Light solucionó la riña familiar de la manera más fácil tomándole la identificación al marido y llamando a R y a I donde descubrió que había dos órdenes de arresto contra él por infracciones de tráfico. Mientras se lo llevaban de la casa, su mujer, que les había llamado para quejarse de que éste la golpeaba, les rogó que no detuvieran a su marido. Al introducirle en el coche radio, maldijo a los policías y dijo:

– Ya conseguiré el dinero de la fianza como sea. Te sacaré, cariño.

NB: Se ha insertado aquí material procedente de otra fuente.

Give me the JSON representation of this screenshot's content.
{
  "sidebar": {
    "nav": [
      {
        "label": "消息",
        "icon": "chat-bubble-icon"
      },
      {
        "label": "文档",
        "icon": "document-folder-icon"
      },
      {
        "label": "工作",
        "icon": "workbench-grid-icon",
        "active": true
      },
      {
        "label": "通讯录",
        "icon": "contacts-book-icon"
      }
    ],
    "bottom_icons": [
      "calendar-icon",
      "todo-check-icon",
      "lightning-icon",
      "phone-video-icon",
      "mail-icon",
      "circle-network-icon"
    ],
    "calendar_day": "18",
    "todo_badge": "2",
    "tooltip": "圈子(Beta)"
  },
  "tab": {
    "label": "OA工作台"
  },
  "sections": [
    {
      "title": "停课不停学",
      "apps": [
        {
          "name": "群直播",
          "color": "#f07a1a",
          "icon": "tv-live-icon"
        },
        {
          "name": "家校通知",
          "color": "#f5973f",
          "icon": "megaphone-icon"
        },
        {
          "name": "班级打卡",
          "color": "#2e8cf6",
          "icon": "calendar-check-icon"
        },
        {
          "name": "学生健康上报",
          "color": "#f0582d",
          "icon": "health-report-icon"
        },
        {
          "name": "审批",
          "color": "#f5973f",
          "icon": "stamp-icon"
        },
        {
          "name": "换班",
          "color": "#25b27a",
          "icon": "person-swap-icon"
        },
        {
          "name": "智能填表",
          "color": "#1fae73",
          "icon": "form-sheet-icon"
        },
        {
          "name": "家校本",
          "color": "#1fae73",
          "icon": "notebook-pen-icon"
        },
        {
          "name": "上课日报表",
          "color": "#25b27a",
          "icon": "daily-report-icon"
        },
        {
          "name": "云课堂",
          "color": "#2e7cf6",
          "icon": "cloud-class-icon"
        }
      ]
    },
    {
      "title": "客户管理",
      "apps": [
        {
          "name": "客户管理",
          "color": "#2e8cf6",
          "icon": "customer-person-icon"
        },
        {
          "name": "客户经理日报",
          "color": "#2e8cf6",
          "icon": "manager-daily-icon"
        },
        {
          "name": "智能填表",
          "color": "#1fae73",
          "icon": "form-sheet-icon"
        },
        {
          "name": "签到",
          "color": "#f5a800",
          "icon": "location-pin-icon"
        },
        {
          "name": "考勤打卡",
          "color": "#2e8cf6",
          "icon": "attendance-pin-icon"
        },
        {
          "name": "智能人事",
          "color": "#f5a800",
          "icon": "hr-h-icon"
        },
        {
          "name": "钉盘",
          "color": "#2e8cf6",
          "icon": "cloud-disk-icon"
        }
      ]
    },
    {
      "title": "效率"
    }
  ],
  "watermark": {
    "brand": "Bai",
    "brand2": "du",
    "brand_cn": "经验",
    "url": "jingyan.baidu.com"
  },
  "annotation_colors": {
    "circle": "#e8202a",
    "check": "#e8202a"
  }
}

– ¿Quieres un café? -preguntó Light.

– Tengo una indigestión.

– Yo también. Me pasa todas las mañanas a esta hora más o menos. Demasiado tarde para ir al agujero.

Roy se alegró. Le molestaba "ir al agujero" lo cual significaba esconder el coche en alguna solitaria calleja o aparcamiento oculto y dormir el sobresaltado sueño de duermevela de un policía del turno de la mañana, que más le excitaba a uno los nervios que le tranquilizaba. Sin embargo, jamás oponía reparos cuando Light lo hacía. Se limitaba a permanecer despierto, a veces dormitaba, pero en general se pasaba el ralo despierto pensando en su futuro y en su hija Becky que estaba inextricablemente unida a todos sus sueños futuros.